Hierarchical Co3O4@PPy@MnO2 core–shell–shell nanowire arrays for enhanced electrochemical energy storage

Abstract Combining hydrothermal synthesis, electrodeposition with soaking process, we synthesized coaxial nanowire arrays consisting of Co 3 O 4 nanowire as the core, polypyrrole (PPy) as the inner shell and MnO 2 outer layer as the exodermis.
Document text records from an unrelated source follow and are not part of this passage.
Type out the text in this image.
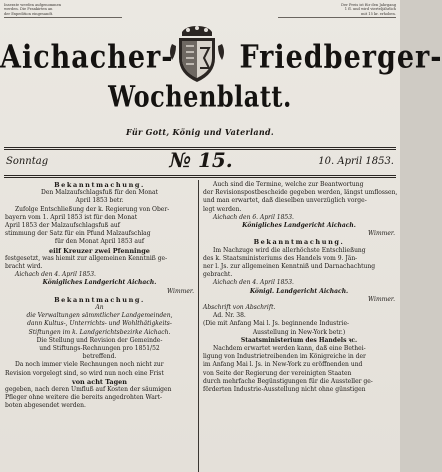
Inserate werden aufgenommen
werden. Die Frankirten an
der Expedition eingesandt.
Der Preis ist für den Jahrgang
1 fl. und wird vierteljährlich
mit 15 kr. erhoben.
Aichacher- Friedberger-
Wochenblatt.
Für Gott, König und Vaterland.
Sonntag	№ 15.	10. April 1853.
Bekanntmachung.
Den Malzaufschlagsfuß für den Monat
April 1853 betr.
Zufolge Entschließung der k. Regierung von Ober-
bayern vom 1. April 1853 ist für den Monat
April 1853 der Malzaufschlagsfuß auf
stimmung der Satz für ein Pfund Malzaufschlag
für den Monat April 1853 auf
eilf Kreuzer zwei Pfenninge
festgesetzt, was hiemit zur allgemeinen Kenntniß ge-
bracht wird.
Aichach den 4. April 1853.
Königliches Landgericht Aichach.
Wimmer.
Bekanntmachung.
An
die Verwaltungen sämmtlicher Landgemeinden,
dann Kultus-, Unterrichts- und Wohlthätigkeits-
Stiftungen im k. Landgerichtsbezirke Aichach.
Die Stellung und Revision der Gemeinde-
und Stiftungs-Rechnungen pro 1851/52
betreffend.
Da noch immer viele Rechnungen noch nicht zur
Revision vorgelegt sind, so wird nun noch eine Frist
von acht Tagen
gegeben, nach deren Umfluß auf Kosten der säumigen
Pfleger ohne weitere die bereits angedrohten Wart-
boten abgesendet werden.
Auch sind die Termine, welche zur Beantwortung
der Revisionspostbescheide gegeben werden, längst umflossen,
und man erwartet, daß dieselben unverzüglich vorge-
legt werden.
Aichach den 6. April 1853.
Königliches Landgericht Aichach.
Wimmer.
Bekanntmachung.
Im Nachzuge wird die allerhöchste Entschließung
des k. Staatsministeriums des Handels vom 9. Jän-
ner l. Js. zur allgemeinen Kenntniß und Darnachachtung
gebracht.
Aichach den 4. April 1853.
Königl. Landgericht Aichach.
Wimmer.
Abschrift von Abschrift.
Ad. Nr. 38.
(Die mit Anfang Mai l. Js. beginnende Industrie-
Ausstellung in New-York betr.)
Staatsministerium des Handels ꝛc.
Nachdem erwartet werden kann, daß eine Bethei-
ligung von Industrietreibenden im Königreiche in der
im Anfang Mai l. Js. in New-York zu eröffnenden und
von Seite der Regierung der vereinigten Staaten
durch mehrfache Begünstigungen für die Aussteller ge-
förderten Industrie-Ausstellung nicht ohne günstigen
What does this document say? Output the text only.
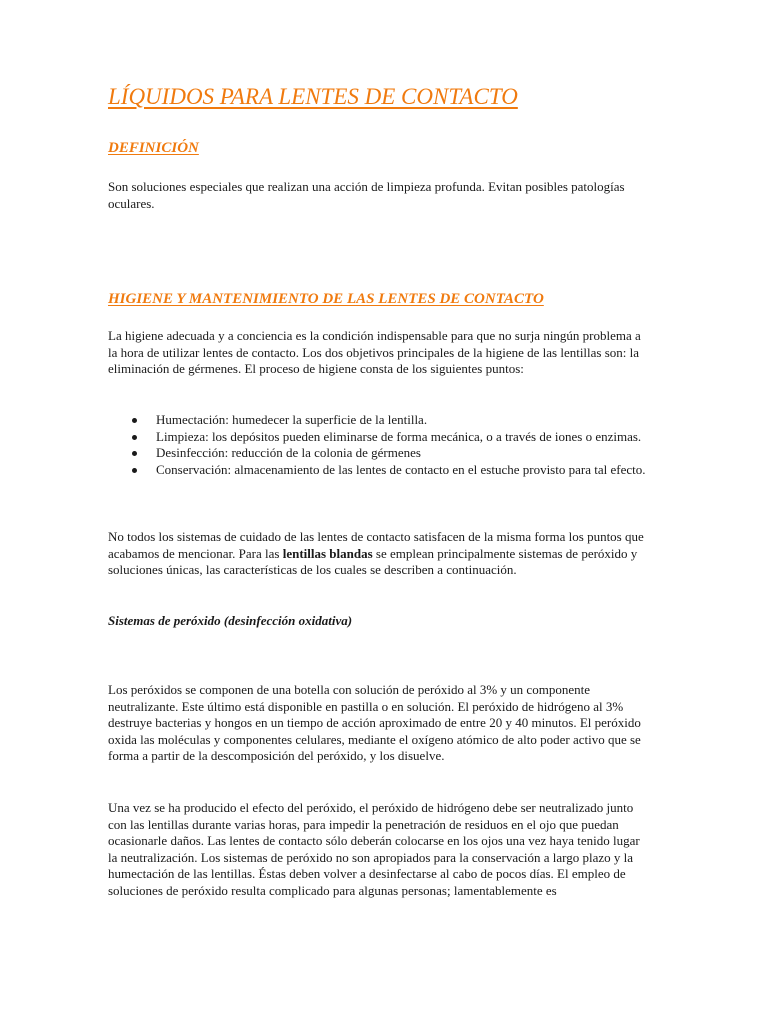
LÍQUIDOS PARA LENTES DE CONTACTO
DEFINICIÓN

Son soluciones especiales que realizan una acción de limpieza profunda. Evitan posibles patologías oculares.

HIGIENE Y MANTENIMIENTO DE LAS LENTES DE CONTACTO

La higiene adecuada y a conciencia es la condición indispensable para que no surja ningún problema a la hora de utilizar lentes de contacto. Los dos objetivos principales de la higiene de las lentillas son: la eliminación de gérmenes. El proceso de higiene consta de los siguientes puntos:

Humectación: humedecer la superficie de la lentilla.
Limpieza: los depósitos pueden eliminarse de forma mecánica, o a través de iones o enzimas.
Desinfección: reducción de la colonia de gérmenes
Conservación: almacenamiento de las lentes de contacto en el estuche provisto para tal efecto.

No todos los sistemas de cuidado de las lentes de contacto satisfacen de la misma forma los puntos que acabamos de mencionar. Para las lentillas blandas se emplean principalmente sistemas de peróxido y soluciones únicas, las características de los cuales se describen a continuación.

Sistemas de peróxido (desinfección oxidativa)

Los peróxidos se componen de una botella con solución de peróxido al 3% y un componente neutralizante. Este último está disponible en pastilla o en solución. El peróxido de hidrógeno al 3% destruye bacterias y hongos en un tiempo de acción aproximado de entre 20 y 40 minutos. El peróxido oxida las moléculas y componentes celulares, mediante el oxígeno atómico de alto poder activo que se forma a partir de la descomposición del peróxido, y los disuelve.

Una vez se ha producido el efecto del peróxido, el peróxido de hidrógeno debe ser neutralizado junto con las lentillas durante varias horas, para impedir la penetración de residuos en el ojo que puedan ocasionarle daños. Las lentes de contacto sólo deberán colocarse en los ojos una vez haya tenido lugar la neutralización. Los sistemas de peróxido no son apropiados para la conservación a largo plazo y la humectación de las lentillas. Éstas deben volver a desinfectarse al cabo de pocos días. El empleo de soluciones de peróxido resulta complicado para algunas personas; lamentablemente es
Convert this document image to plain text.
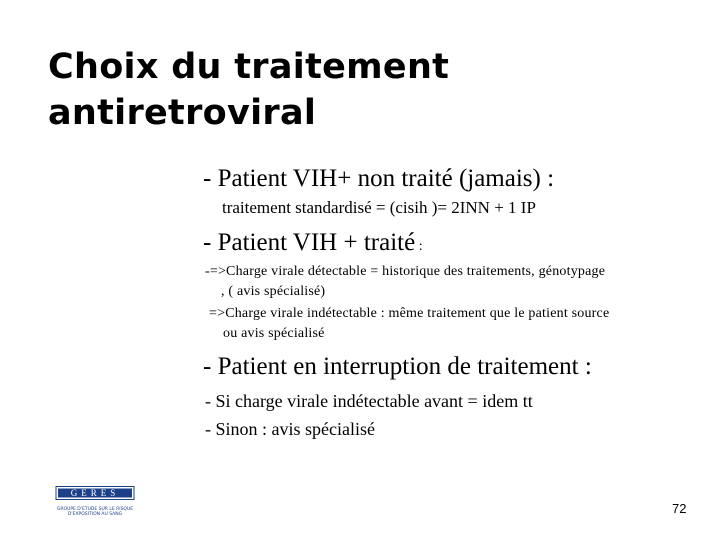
Choix du traitement
antiretroviral
- Patient VIH+ non traité (jamais) :
traitement standardisé = (cisih )= 2INN + 1 IP
- Patient VIH + traité :
-=>Charge virale détectable = historique des traitements, génotypage
, ( avis spécialisé)
=>Charge virale indétectable : même traitement que le patient source
ou avis spécialisé
- Patient en interruption de traitement :
- Si charge virale indétectable avant = idem tt
- Sinon : avis spécialisé
GERES
GROUPE D'ETUDE SUR LE RISQUE
D'EXPOSITION AU SANG	72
The key to fabricate one-dimensional hierarchical architecture, Co 3 O 4 @PPy@MnO 2 “core–shell–shell” nanowires, was to introduce a PPy intermediate layer on the surface of Co 3 O 4 nanowire, which could enhance the conductivity of nanowire arrays and act as a reactive template to induce a coating of amorphous MnO 2 . The device based on the ternary composite Co 3 O 4 @PPy@MnO 2 nanowire arrays exhibited prominent electrochemical performance with a high energy density of 34.3 Wh kg −1 at a power density of 80.0 W kg −1 and a remarkable long-term cycling stability. In addition, the performance of as-assembled asymmetrical supercapacitor was demonstrated using a DC motor. The results imply that ternary composite based electrode materials have enormous potential for energy storage devices and systems.